In fact, Vietnam, the country’s biggest source of rice imports, was one such exporter that announced last March it was going to drastically cut exports to save food supply for its own people, sending DA officials scrambling to ensure the Philippines had enough rice inventory to last through the crisis. The DA initially proposed to import 300,000 metric tons of rice, which even the Philippine International Trading Corporation challenged until eventually, when Vietnam lifted its import ban, the plan was abandoned.
To fend off a food crisis, governments needed to find ways to boost their local production capacity for essential food and agricultural products.

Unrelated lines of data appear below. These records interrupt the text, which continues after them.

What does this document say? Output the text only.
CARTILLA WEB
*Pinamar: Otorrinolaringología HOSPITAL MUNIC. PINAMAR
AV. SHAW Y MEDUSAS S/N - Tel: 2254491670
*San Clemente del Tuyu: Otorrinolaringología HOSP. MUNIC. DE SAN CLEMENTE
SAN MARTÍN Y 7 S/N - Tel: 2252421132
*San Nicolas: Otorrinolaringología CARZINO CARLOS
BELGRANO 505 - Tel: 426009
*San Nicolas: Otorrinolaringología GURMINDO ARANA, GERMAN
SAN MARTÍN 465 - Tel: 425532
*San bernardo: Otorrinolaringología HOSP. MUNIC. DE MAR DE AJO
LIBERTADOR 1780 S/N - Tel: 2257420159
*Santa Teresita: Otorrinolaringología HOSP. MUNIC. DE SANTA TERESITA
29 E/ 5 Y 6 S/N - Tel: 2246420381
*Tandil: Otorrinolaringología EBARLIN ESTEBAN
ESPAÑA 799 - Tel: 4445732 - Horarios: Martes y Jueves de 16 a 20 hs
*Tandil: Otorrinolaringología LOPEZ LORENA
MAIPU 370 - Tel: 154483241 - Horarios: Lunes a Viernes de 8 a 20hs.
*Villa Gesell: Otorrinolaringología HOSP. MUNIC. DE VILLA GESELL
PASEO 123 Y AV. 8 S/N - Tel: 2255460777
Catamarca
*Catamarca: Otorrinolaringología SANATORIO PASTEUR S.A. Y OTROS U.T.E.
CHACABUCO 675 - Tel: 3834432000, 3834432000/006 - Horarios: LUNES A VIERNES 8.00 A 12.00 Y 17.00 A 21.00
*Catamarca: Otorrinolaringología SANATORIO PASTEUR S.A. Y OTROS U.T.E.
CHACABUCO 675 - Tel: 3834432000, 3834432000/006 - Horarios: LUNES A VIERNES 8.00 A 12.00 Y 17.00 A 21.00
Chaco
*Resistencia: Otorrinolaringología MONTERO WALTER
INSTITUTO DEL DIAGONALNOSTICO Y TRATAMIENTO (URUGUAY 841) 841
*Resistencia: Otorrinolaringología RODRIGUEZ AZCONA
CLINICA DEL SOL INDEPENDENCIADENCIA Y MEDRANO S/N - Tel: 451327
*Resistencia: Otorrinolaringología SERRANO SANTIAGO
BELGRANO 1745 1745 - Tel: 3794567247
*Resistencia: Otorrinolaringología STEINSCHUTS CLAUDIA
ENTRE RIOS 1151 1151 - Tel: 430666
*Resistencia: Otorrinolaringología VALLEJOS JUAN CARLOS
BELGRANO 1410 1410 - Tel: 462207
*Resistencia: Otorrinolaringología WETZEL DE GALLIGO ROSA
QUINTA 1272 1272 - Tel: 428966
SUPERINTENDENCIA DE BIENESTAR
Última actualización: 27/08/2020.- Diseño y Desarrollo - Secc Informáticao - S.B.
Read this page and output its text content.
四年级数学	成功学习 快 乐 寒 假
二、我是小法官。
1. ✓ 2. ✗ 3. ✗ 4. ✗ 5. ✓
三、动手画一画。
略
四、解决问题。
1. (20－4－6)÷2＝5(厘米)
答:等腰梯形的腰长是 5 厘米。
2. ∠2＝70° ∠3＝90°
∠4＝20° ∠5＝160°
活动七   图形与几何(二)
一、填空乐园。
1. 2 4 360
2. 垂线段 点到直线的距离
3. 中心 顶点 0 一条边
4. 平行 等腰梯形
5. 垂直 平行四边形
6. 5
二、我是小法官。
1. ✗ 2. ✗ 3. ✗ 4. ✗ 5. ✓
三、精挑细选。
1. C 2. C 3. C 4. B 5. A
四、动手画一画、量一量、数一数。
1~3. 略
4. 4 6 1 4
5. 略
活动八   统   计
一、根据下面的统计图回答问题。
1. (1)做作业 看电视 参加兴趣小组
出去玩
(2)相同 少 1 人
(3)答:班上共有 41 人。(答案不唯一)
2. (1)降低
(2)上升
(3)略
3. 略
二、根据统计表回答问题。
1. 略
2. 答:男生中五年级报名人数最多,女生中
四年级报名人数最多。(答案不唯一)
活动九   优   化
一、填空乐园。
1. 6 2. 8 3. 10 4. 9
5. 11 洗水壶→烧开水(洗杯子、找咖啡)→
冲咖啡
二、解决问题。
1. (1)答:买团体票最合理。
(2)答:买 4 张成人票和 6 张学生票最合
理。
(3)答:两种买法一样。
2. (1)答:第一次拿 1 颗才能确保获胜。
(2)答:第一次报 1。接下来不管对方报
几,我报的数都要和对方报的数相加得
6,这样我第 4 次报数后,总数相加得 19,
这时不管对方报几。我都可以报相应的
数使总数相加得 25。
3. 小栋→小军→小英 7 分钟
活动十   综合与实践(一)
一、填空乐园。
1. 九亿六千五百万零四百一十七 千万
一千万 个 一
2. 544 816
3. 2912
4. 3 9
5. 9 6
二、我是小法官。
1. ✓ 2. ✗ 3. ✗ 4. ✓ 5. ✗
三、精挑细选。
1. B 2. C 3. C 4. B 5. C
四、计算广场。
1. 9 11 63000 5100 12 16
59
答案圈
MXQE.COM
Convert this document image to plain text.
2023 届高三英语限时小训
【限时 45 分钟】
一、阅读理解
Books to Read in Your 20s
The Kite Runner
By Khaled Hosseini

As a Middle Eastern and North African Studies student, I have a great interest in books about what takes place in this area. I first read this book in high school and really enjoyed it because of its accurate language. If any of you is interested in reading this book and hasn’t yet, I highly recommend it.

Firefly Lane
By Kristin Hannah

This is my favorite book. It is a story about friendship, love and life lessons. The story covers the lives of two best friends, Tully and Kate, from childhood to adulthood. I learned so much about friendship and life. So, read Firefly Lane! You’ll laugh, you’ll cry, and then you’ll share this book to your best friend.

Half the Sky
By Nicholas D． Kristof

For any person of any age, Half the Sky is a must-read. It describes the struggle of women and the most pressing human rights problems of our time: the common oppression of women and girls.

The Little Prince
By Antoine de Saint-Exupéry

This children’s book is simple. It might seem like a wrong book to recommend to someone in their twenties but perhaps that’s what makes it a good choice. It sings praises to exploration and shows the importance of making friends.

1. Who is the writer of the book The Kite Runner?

Hence, the need to focus on increasing government procurement of palay, which would directly address the decline in prices, advocacy group Action for Economic Reform (AER) wrote in a statement earlier this month.
The National Food Authority (NFA), whose sole mandate is to ensure buffer stocking for calamities and emergencies, has the means and duty to buy palay at the standard P19 per kilo so that farmers are no longer forced to sell at the current farmgate price of P12.
Even though P7 billion from ALPAS COVID is set to be used to increase the funds of the NFA, palay procurement continues to be slow. In August, NFA Administrator Judy Carol Dansal explained this away by pointing to the lack of rice milling facilities and the government’s low buying price.
Meanwhile, the DA continues to allow the BPI to give out rice import permits even during harvest season, and yet ironically still has trouble in efficiently rolling out much needed aid and subsidies to farmers.
Owing to the government’s relative lack of priority given to the country’s agrarian sector, food security has now been compromised and millions of Filipinos are going hungry. In July, a report by the United Nations Food and Agriculture Organization listed the Philippines as having the highest count of food-insecure citizens, with 59 million Filipinos going hungry from 2017 to 2019.
A change in policy is long overdue, especially during a pandemic, to break with the government’s decades-long insistence on opening the economy up to imports, despite local abundance in rice, poultry, livestock, fish, and more.
“Dapat ipatupad ang tunay na repormang agraryo at pambansang industriyalisasyon, at palitan ito ng bagong programang maglilingkod sa sambayanan,” said Ramos. “Hanggang hindi nagbabago, malamang ang dalawang taon ay paghihirap pa kay Pangulong Duterte.” ●
Published in the Collegian’s October 2020 digital issue.